OUTA celebrates anniversary and calls for support
This is according to OUTA's chairman, Wayne Duvenage, who said that the beginning of May 2013 marked a year since Judge Bill Prinsloo granted the temporary interdict which prevented SANRAL from implementing e-tolling on Gauteng's Freeways.
"That judgment was a victory for common sense and cost-effective government, but the case is far from over and must still be heard by the Supreme Court of Appeal (SCA) in Bloemfontein later this year," Duvenage said. He added that OUTA stood by its stance that e-tolling was a costly way to collect money needed for road building, especially when the almost cost-free alternative of the fuel levy and national taxation remained available. "Government will continue to claim that they alone have the right to decide on how to collect funds for roads, but a system that costs almost as much as the road itself just to collect the tolls is simply irrational and must be opposed," said Duvenage.

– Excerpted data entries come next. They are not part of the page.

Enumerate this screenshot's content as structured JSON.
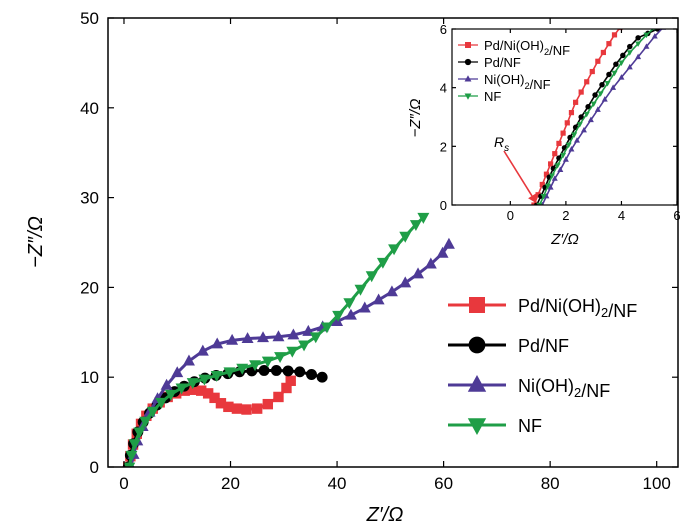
{
  "chart_data": [
    {
      "type": "scatter",
      "xlabel": "Z′/Ω",
      "ylabel": "−Z″/Ω",
      "xlim": [
        -3,
        104
      ],
      "ylim": [
        0,
        50
      ],
      "xticks": [
        "0",
        "20",
        "40",
        "60",
        "80",
        "100"
      ],
      "yticks": [
        "0",
        "10",
        "20",
        "30",
        "40",
        "50"
      ],
      "legend_position": "right-middle",
      "series": [
        {
          "name": "Pd/Ni(OH)₂/NF",
          "color": "#e8383d",
          "marker": "square",
          "points": [
            [
              0.8,
              0
            ],
            [
              1.2,
              1.2
            ],
            [
              1.7,
              2.5
            ],
            [
              2.4,
              3.7
            ],
            [
              3.2,
              4.8
            ],
            [
              4.2,
              5.7
            ],
            [
              5.4,
              6.5
            ],
            [
              6.7,
              7.2
            ],
            [
              8.2,
              7.8
            ],
            [
              9.8,
              8.2
            ],
            [
              11.4,
              8.5
            ],
            [
              13,
              8.6
            ],
            [
              14.5,
              8.5
            ],
            [
              15.8,
              8.2
            ],
            [
              17,
              7.7
            ],
            [
              18.2,
              7.1
            ],
            [
              19.6,
              6.7
            ],
            [
              21.2,
              6.5
            ],
            [
              23,
              6.4
            ],
            [
              25,
              6.5
            ],
            [
              27,
              7
            ],
            [
              29,
              7.8
            ],
            [
              30.5,
              8.8
            ],
            [
              31.3,
              9.6
            ]
          ]
        },
        {
          "name": "Pd/NF",
          "color": "#000000",
          "marker": "circle",
          "points": [
            [
              0.8,
              0
            ],
            [
              1.2,
              1.3
            ],
            [
              1.8,
              2.6
            ],
            [
              2.6,
              3.9
            ],
            [
              3.6,
              5
            ],
            [
              4.8,
              6
            ],
            [
              6.2,
              6.9
            ],
            [
              7.8,
              7.7
            ],
            [
              9.5,
              8.4
            ],
            [
              11.3,
              9
            ],
            [
              13.2,
              9.5
            ],
            [
              15.2,
              9.9
            ],
            [
              17.3,
              10.2
            ],
            [
              19.5,
              10.4
            ],
            [
              21.7,
              10.6
            ],
            [
              24,
              10.7
            ],
            [
              26.3,
              10.75
            ],
            [
              28.6,
              10.75
            ],
            [
              30.8,
              10.7
            ],
            [
              33,
              10.6
            ],
            [
              35.2,
              10.3
            ],
            [
              37.2,
              10
            ]
          ]
        },
        {
          "name": "Ni(OH)₂/NF",
          "color": "#4e3a96",
          "marker": "triangle-up",
          "points": [
            [
              1.3,
              0
            ],
            [
              1.8,
              1.4
            ],
            [
              2.5,
              2.9
            ],
            [
              3.5,
              4.5
            ],
            [
              4.8,
              6.1
            ],
            [
              6.3,
              7.6
            ],
            [
              8,
              9.1
            ],
            [
              10,
              10.5
            ],
            [
              12.2,
              11.8
            ],
            [
              14.8,
              12.9
            ],
            [
              17.5,
              13.7
            ],
            [
              20.3,
              14.1
            ],
            [
              23.2,
              14.3
            ],
            [
              26.1,
              14.4
            ],
            [
              29,
              14.5
            ],
            [
              31.8,
              14.7
            ],
            [
              34.6,
              15.1
            ],
            [
              37.3,
              15.6
            ],
            [
              40,
              16.2
            ],
            [
              42.6,
              16.9
            ],
            [
              45.2,
              17.7
            ],
            [
              47.8,
              18.6
            ],
            [
              50.3,
              19.5
            ],
            [
              52.8,
              20.5
            ],
            [
              55.2,
              21.5
            ],
            [
              57.6,
              22.6
            ],
            [
              59.8,
              23.8
            ],
            [
              61,
              24.8
            ]
          ]
        },
        {
          "name": "NF",
          "color": "#1f9e47",
          "marker": "triangle-down",
          "points": [
            [
              1,
              0
            ],
            [
              1.4,
              1.3
            ],
            [
              2,
              2.6
            ],
            [
              2.9,
              3.9
            ],
            [
              4,
              5.1
            ],
            [
              5.4,
              6.2
            ],
            [
              7,
              7.2
            ],
            [
              8.8,
              8.1
            ],
            [
              10.8,
              8.8
            ],
            [
              12.9,
              9.4
            ],
            [
              15.1,
              9.8
            ],
            [
              17.4,
              10.2
            ],
            [
              19.8,
              10.6
            ],
            [
              22.2,
              11
            ],
            [
              24.6,
              11.4
            ],
            [
              27,
              11.8
            ],
            [
              29.3,
              12.3
            ],
            [
              31.6,
              12.9
            ],
            [
              33.8,
              13.6
            ],
            [
              36,
              14.5
            ],
            [
              38.1,
              15.6
            ],
            [
              40.2,
              16.9
            ],
            [
              42.3,
              18.3
            ],
            [
              44.4,
              19.8
            ],
            [
              46.5,
              21.3
            ],
            [
              48.6,
              22.8
            ],
            [
              50.7,
              24.3
            ],
            [
              52.8,
              25.7
            ],
            [
              54.8,
              27
            ],
            [
              56.2,
              27.8
            ]
          ]
        }
      ]
    },
    {
      "type": "scatter",
      "xlabel": "Z′/Ω",
      "ylabel": "−Z″/Ω",
      "xlim": [
        -2.1,
        6
      ],
      "ylim": [
        0,
        6
      ],
      "xticks": [
        "0",
        "2",
        "4",
        "6"
      ],
      "yticks": [
        "0",
        "2",
        "4",
        "6"
      ],
      "legend_position": "top-left",
      "annotation": "Rs",
      "annotation_target": [
        0.95,
        0.05
      ],
      "series": [
        {
          "name": "Pd/Ni(OH)₂/NF",
          "color": "#e8383d",
          "marker": "square",
          "points": [
            [
              0.85,
              0
            ],
            [
              1.0,
              0.35
            ],
            [
              1.15,
              0.7
            ],
            [
              1.3,
              1.05
            ],
            [
              1.45,
              1.4
            ],
            [
              1.6,
              1.75
            ],
            [
              1.75,
              2.1
            ],
            [
              1.9,
              2.45
            ],
            [
              2.05,
              2.8
            ],
            [
              2.2,
              3.15
            ],
            [
              2.35,
              3.5
            ],
            [
              2.55,
              3.85
            ],
            [
              2.75,
              4.2
            ],
            [
              2.95,
              4.55
            ],
            [
              3.15,
              4.9
            ],
            [
              3.35,
              5.2
            ],
            [
              3.55,
              5.5
            ],
            [
              3.75,
              5.8
            ],
            [
              3.95,
              6.05
            ]
          ]
        },
        {
          "name": "Pd/NF",
          "color": "#000000",
          "marker": "circle",
          "points": [
            [
              0.95,
              0
            ],
            [
              1.1,
              0.3
            ],
            [
              1.25,
              0.6
            ],
            [
              1.4,
              0.95
            ],
            [
              1.55,
              1.25
            ],
            [
              1.75,
              1.6
            ],
            [
              1.95,
              1.95
            ],
            [
              2.15,
              2.3
            ],
            [
              2.35,
              2.65
            ],
            [
              2.55,
              3.0
            ],
            [
              2.8,
              3.35
            ],
            [
              3.05,
              3.75
            ],
            [
              3.3,
              4.1
            ],
            [
              3.55,
              4.45
            ],
            [
              3.8,
              4.8
            ],
            [
              4.05,
              5.1
            ],
            [
              4.3,
              5.4
            ],
            [
              4.6,
              5.7
            ],
            [
              4.95,
              5.85
            ],
            [
              5.3,
              6.0
            ]
          ]
        },
        {
          "name": "Ni(OH)₂/NF",
          "color": "#4e3a96",
          "marker": "triangle-up",
          "points": [
            [
              1.15,
              0
            ],
            [
              1.3,
              0.3
            ],
            [
              1.45,
              0.6
            ],
            [
              1.6,
              0.9
            ],
            [
              1.8,
              1.2
            ],
            [
              2.0,
              1.55
            ],
            [
              2.2,
              1.9
            ],
            [
              2.4,
              2.2
            ],
            [
              2.65,
              2.55
            ],
            [
              2.9,
              2.9
            ],
            [
              3.15,
              3.25
            ],
            [
              3.4,
              3.6
            ],
            [
              3.7,
              4.0
            ],
            [
              4.0,
              4.35
            ],
            [
              4.3,
              4.7
            ],
            [
              4.6,
              5.05
            ],
            [
              4.9,
              5.4
            ],
            [
              5.2,
              5.75
            ],
            [
              5.5,
              6.05
            ]
          ]
        },
        {
          "name": "NF",
          "color": "#1f9e47",
          "marker": "triangle-down",
          "points": [
            [
              1.05,
              0
            ],
            [
              1.2,
              0.3
            ],
            [
              1.35,
              0.65
            ],
            [
              1.5,
              1.0
            ],
            [
              1.7,
              1.35
            ],
            [
              1.9,
              1.7
            ],
            [
              2.1,
              2.05
            ],
            [
              2.3,
              2.4
            ],
            [
              2.5,
              2.75
            ],
            [
              2.75,
              3.1
            ],
            [
              3.0,
              3.45
            ],
            [
              3.25,
              3.8
            ],
            [
              3.5,
              4.15
            ],
            [
              3.75,
              4.5
            ],
            [
              4.0,
              4.85
            ],
            [
              4.3,
              5.2
            ],
            [
              4.6,
              5.5
            ],
            [
              4.9,
              5.8
            ],
            [
              5.2,
              6.05
            ]
          ]
        }
      ]
    }
  ]
}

"As OUTA prepares to take the battle to the SCA, it's important to say that success will only be possible with the public's continued financial support," he explained, adding that OUTA has raised more than two-thirds of the R12 million needed to fund the legal and other administration costs.
Duvenage called on every Gauteng motorist to reflect on what they would have spent per month on e-tolls had OUTA not successfully halted the system a year ago. He asked motorists to donate a couple of month's saving to the fight against e-tolling. "It makes sense to donate a little now, to save a lifetime of paying," Duvenage suggested.
Donations can be made safely and easily by visiting OUTA's website. "Every Rand helps," said Duvenage. "As long as SANRAL and government continue to ignore the overwhelming public rejection of e-tolling, the OUTA court case remains the only option which can prevent a lifetime of financial hardship for many motorists," he added.